La SCEA (Société Civile d’Exploitation Agricole) : Guide complet 2026
Dernière mise à jour le 10/04/2026
- Qu’est-ce qu’une SCEA ?
- Pourquoi choisir la SCEA ?
- Qui peut créer une SCEA ?
- Quel est le régime fiscal en SCEA ?
- Quelles obligations comptables en SCEA ?
- Quel régime social pour le dirigeant d’une SCEA ?
- Comment créer une SCEA ?
- Combien coûte la création d’une SCEA ?
- Comment transmettre une SCEA ?
- Comment fermer une SCEA ?
- SCEA vs. EARL : tableau comparatif
- FAQ
-
- La SCEA est une société civile dédiée à l’exploitation agricole.
- La création d’une SCEA nécessite au minimum deux associés, dont au moins un exploitant agricole actif.
- Une SCEA est soumise par défaut à l’impôt sur le revenu (IR), avec une option possible pour l’impôt sur les sociétés (IS).
- La transmission d’une SCEA peut s’effectuer par cession de parts sociales, ce qui en fait un outil patrimonial particulièrement souple pour les familles agricoles.
La SCEA (Société Civile d’Exploitation Agricole) est une forme juridique qui permet l’exploitation d’une activité agricole à plusieurs.

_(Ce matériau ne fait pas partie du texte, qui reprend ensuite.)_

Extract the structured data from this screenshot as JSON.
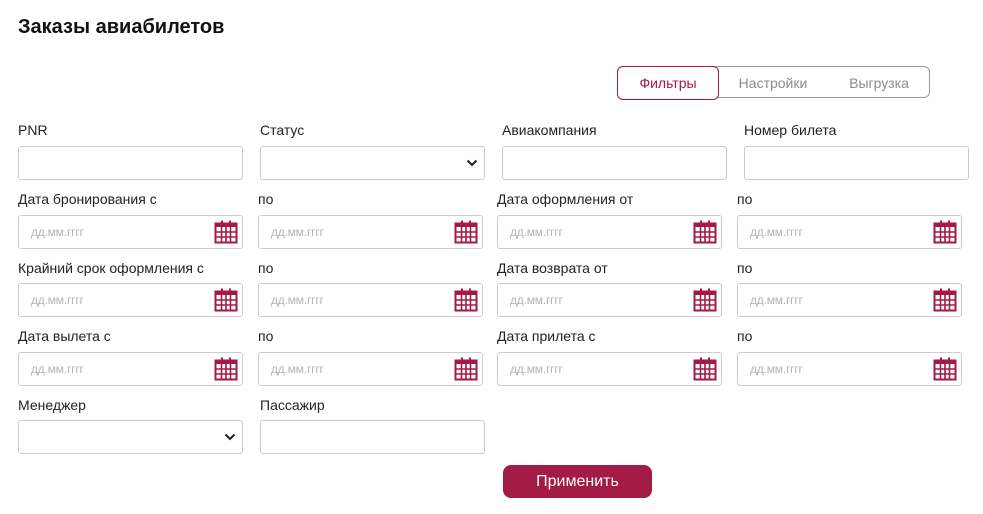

Elle permet également de partager les charges (matériel, terres, charges) et facilite la transmission d’un domaine agricole.
Qu’est-ce qu’une SCEA ?
Définition de la SCEA
La SCEA est une Société Civile d’Exploitation Agricole, c’est-à-dire une société civile dont l’objet est exclusivement agricole : exploitation de terres, élevage, viticulture, arboriculture ou toute autre activité similaire.
La SCEA peut aussi accueillir des activités accessoires en lien direct avec l’exploitation principale, à condition qu’elles restent minoritaires par rapport au chiffre d’affaires de la société, c’est-à-dire lorsque les recettes qu’elle génère ne dépassent pas 20 000 € par an et 40 % du chiffre d’affaires agricole annuel de la société.
Quelles sont les caractéristiques de la SCEA ?
Les caractéristiques de la SCEA sont les suivantes :
- La SCEA doit réunir au minimum deux associés, dont au moins un exploitant agricole actif ;
- La responsabilité des associés de la SCEA est illimitée. Le patrimoine personnel des associés est donc susceptible d’être saisi pour répondre aux dettes sociales de la société ;
- Le capital social de la SCEA est de 1 euro minimum ;
- La SCEA doit posséder un objet social exclusivement agricole (élevage, viticulture, arboriculture, grandes cultures…) ;
- La SCEA doit être dirigée par un ou plusieurs gérants personnes physiques, associés ou non.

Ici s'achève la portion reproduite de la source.